The Garlasco case 19 years later: the reconstruction in the book “The footprint” by the Calabrian journalist Giancarla Rondinelli

John

By John

On 13 August 2007, the body of twenty-six-year-old Chiara Poggi was found in her home in Garlasco, thus beginning a judicial affair that would span almost two decades of the judicial history of our country, triggering a forest of reconstructions (some of them very imaginative) and a heated confrontation between the parties.

Giancarla Rondinelli, a parliamentary journalist for Tg1, originally from Catanzaro, followed the developments of the case and wrote a book about it: L’Imprint. Garlasco’s lesson and Italians’ trust in Justice, a rigorous journalistic report that tries to bring order to a story that has become, over time, something much broader than a judicial case.

The trial of Alberto Stasi was long and contradictory, each sentence shuffled the cards, and, a year ago, the Pavia Prosecutor’s Office reopened the case. At the center of the new investigation is Andrea Sempio (friend of Chiara’s brother, Marco) initially considered unrelated to the facts; above all, there is an artefact almost twenty years old: footprint number 33, detected at the crime scene in 2007 but, at the time, classified as having no investigative usefulness. Imprint 33, in Rondinelli’s reading, becomes a metaphor for the system: something that existed but which could not yet be interpreted and which can now change the entire narrative.

Rondinelli writes with the pace of someone who knows the timing of the news and knows how to dose the information without weighing down the story; after all, the book does not anticipate conclusions (the investigation is open) but in this media turmoil, with scoops and alleged witnesses following one another, sobriety is a precise, indeed, necessary choice.

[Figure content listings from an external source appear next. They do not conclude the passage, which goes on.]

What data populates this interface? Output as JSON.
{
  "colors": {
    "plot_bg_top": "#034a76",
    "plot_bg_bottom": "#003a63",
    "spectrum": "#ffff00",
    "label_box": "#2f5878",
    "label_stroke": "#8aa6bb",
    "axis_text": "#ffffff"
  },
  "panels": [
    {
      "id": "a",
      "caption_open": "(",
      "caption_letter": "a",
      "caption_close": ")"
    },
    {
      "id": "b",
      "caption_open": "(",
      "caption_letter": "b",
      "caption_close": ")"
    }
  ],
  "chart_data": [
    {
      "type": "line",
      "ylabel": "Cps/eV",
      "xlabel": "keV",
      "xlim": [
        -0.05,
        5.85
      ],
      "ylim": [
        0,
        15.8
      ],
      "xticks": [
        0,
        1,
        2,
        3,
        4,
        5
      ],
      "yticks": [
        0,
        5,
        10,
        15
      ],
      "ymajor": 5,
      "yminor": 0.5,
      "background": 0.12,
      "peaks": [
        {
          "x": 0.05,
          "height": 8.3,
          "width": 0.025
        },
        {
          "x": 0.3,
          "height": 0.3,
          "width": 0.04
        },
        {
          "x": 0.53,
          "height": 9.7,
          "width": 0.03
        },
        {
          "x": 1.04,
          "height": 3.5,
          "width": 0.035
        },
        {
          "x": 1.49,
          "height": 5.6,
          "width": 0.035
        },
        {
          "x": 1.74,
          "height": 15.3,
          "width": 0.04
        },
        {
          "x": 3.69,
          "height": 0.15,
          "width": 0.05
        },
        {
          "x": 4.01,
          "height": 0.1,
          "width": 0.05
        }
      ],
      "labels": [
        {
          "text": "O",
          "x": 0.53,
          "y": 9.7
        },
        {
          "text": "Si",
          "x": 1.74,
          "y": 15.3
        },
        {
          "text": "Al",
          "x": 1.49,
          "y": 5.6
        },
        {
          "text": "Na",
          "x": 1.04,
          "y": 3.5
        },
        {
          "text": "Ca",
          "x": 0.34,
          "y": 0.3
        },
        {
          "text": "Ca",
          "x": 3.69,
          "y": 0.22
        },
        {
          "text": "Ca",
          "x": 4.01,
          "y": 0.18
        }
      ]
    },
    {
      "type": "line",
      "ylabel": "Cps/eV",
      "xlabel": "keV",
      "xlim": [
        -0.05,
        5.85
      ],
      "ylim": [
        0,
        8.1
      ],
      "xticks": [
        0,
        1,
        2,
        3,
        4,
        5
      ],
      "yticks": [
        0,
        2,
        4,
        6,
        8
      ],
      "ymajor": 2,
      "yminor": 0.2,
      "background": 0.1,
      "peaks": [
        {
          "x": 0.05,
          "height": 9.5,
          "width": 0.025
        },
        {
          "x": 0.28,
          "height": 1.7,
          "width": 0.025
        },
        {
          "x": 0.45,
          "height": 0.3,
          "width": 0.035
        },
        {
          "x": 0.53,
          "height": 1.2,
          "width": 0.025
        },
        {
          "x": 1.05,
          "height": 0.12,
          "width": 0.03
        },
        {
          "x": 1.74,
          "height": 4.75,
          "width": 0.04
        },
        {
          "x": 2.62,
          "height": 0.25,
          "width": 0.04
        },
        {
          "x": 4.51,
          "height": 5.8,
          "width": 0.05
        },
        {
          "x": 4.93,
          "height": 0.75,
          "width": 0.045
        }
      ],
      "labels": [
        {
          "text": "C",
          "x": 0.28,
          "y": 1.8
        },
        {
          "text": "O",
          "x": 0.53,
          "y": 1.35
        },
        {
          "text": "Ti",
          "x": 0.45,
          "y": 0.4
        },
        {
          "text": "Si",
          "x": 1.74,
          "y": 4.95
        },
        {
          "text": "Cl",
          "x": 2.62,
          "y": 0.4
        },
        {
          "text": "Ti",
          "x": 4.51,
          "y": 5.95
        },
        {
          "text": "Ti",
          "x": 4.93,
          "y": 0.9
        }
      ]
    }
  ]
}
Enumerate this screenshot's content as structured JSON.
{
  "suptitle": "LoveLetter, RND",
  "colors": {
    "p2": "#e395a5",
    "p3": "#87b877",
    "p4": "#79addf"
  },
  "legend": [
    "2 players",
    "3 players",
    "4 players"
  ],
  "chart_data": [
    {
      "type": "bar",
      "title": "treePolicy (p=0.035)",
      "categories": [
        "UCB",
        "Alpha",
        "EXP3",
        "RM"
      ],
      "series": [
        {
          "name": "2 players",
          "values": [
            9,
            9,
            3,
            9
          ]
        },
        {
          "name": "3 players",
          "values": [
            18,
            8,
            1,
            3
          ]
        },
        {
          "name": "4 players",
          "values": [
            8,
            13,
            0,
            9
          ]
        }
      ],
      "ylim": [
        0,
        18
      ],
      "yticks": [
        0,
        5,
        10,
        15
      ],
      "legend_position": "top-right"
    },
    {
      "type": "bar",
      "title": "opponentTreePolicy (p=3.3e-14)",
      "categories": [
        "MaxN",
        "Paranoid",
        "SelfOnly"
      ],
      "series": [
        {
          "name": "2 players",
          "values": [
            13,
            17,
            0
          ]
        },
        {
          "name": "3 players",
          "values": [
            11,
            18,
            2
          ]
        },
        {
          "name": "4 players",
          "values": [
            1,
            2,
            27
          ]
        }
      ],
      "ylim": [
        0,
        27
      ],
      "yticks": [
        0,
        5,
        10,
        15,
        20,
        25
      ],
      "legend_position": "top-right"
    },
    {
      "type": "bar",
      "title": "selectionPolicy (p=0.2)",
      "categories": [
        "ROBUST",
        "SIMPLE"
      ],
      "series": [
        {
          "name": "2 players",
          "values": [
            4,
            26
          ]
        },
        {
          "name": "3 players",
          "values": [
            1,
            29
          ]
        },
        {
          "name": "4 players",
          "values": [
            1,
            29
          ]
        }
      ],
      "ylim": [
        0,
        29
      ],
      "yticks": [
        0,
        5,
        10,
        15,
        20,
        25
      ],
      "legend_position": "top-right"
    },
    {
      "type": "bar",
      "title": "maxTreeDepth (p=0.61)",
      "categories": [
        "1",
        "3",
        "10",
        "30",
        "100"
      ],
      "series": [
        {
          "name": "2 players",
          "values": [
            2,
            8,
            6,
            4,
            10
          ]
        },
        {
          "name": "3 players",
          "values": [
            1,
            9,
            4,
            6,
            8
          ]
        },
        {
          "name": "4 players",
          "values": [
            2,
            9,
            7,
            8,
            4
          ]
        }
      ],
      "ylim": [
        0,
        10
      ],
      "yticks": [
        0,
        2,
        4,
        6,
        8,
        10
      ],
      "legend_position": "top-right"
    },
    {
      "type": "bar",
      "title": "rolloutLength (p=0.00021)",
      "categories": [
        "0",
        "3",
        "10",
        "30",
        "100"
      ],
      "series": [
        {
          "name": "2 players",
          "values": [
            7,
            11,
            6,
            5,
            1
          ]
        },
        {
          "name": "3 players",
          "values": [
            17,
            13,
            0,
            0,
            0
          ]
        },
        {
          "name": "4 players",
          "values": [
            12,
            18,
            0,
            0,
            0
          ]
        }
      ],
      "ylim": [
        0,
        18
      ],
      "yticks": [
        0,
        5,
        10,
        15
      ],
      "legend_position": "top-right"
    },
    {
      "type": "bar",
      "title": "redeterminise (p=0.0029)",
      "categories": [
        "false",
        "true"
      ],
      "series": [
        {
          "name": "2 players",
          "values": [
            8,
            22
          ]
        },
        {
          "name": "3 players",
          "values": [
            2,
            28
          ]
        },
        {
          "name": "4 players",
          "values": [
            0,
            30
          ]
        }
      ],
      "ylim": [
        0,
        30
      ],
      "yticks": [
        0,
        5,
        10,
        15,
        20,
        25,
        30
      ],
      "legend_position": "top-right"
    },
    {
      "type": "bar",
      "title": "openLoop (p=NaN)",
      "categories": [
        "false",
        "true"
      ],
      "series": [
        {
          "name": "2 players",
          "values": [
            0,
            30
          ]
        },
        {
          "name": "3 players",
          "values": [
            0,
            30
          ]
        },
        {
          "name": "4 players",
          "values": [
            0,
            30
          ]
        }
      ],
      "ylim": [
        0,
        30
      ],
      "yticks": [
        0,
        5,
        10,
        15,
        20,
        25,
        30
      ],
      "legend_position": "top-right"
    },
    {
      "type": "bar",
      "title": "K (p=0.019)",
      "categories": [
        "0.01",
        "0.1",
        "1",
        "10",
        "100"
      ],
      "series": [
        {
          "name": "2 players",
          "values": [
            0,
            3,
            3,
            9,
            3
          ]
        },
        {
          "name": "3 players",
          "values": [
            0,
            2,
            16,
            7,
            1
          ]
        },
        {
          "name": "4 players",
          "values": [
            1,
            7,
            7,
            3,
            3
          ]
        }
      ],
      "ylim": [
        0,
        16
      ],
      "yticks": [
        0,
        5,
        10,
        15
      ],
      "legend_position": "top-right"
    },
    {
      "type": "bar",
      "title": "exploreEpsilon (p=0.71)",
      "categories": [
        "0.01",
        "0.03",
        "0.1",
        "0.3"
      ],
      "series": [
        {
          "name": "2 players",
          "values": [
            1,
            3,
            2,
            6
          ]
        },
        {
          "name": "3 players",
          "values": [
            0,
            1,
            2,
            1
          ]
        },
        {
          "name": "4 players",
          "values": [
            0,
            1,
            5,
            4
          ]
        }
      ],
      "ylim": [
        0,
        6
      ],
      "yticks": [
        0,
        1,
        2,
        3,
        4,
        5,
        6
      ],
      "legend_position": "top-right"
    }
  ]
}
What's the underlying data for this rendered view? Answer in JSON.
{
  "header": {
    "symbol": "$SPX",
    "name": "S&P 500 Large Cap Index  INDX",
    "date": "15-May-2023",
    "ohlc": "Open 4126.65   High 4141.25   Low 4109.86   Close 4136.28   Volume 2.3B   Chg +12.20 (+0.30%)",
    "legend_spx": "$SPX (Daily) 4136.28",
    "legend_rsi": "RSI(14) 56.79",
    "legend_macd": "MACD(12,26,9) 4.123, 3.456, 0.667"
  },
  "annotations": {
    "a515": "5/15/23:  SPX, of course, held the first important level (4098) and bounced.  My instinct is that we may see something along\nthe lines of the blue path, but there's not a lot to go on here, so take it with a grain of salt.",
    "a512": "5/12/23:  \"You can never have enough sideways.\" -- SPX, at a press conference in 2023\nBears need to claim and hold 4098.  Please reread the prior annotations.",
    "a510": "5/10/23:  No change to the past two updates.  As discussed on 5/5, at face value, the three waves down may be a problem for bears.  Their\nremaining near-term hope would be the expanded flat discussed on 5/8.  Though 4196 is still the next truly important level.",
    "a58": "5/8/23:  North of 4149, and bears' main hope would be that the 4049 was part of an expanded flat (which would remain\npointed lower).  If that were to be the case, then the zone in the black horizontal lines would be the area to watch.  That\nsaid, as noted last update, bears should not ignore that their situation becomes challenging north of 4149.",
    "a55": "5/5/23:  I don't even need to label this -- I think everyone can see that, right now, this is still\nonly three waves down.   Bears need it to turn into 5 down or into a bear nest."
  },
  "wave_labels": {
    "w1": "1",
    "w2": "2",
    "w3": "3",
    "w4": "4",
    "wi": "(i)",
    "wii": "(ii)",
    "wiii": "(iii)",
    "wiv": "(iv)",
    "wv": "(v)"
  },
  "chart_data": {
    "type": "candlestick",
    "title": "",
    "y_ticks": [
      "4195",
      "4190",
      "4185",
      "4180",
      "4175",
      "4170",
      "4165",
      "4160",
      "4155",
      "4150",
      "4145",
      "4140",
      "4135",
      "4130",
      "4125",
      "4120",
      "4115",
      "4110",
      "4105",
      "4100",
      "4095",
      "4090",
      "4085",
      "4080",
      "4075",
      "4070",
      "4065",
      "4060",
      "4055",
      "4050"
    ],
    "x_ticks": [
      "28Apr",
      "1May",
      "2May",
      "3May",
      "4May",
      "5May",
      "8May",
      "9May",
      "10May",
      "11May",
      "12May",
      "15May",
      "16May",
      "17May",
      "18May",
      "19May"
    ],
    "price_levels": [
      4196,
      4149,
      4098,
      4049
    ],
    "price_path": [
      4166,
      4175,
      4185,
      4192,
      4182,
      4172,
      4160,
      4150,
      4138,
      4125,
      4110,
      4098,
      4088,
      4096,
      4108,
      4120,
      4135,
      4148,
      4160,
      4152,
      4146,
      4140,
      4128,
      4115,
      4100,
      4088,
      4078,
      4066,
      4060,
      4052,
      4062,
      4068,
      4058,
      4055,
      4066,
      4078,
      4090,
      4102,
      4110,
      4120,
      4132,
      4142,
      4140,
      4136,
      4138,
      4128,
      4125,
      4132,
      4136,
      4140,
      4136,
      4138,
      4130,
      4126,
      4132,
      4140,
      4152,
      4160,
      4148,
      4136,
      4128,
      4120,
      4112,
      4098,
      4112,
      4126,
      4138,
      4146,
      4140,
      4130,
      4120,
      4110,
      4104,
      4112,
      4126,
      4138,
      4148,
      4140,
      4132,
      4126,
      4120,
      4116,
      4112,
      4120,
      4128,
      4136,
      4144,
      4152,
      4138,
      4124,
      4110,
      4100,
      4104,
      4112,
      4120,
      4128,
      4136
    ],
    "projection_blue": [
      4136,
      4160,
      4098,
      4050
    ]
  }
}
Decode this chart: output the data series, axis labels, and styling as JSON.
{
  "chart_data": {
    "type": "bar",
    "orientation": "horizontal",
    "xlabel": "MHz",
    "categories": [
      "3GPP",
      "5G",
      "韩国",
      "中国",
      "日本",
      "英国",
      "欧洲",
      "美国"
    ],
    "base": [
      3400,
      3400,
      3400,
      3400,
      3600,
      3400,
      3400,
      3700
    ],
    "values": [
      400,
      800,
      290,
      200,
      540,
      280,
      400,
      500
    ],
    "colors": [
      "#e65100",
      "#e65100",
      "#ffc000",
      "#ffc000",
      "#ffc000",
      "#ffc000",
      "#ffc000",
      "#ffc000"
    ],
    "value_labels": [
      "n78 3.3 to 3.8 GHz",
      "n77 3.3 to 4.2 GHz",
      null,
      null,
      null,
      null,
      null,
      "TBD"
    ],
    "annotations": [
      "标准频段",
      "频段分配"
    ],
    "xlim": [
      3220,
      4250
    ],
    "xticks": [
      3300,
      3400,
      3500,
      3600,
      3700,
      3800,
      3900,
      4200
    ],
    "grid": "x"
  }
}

Podcasts, documentary films, fake revelations and talk shows: the Garlasco case continues to excite the public. Rondinelli attributes this persistence not to the exceptional nature of the case, on the contrary, to its normality. A girl, a boyfriend, a house. A context in which it is easy to recognize oneself, and perhaps for this reason so difficult to let go.

The imprint, published by the Calabrian publishing house Rubbettino, gives the reader the complexity of the facts and the weight of the questions still open. Above all, a question emerges that concerns us all: what relationship do we have with judicial news and why are we fascinated by it in such a disturbing way?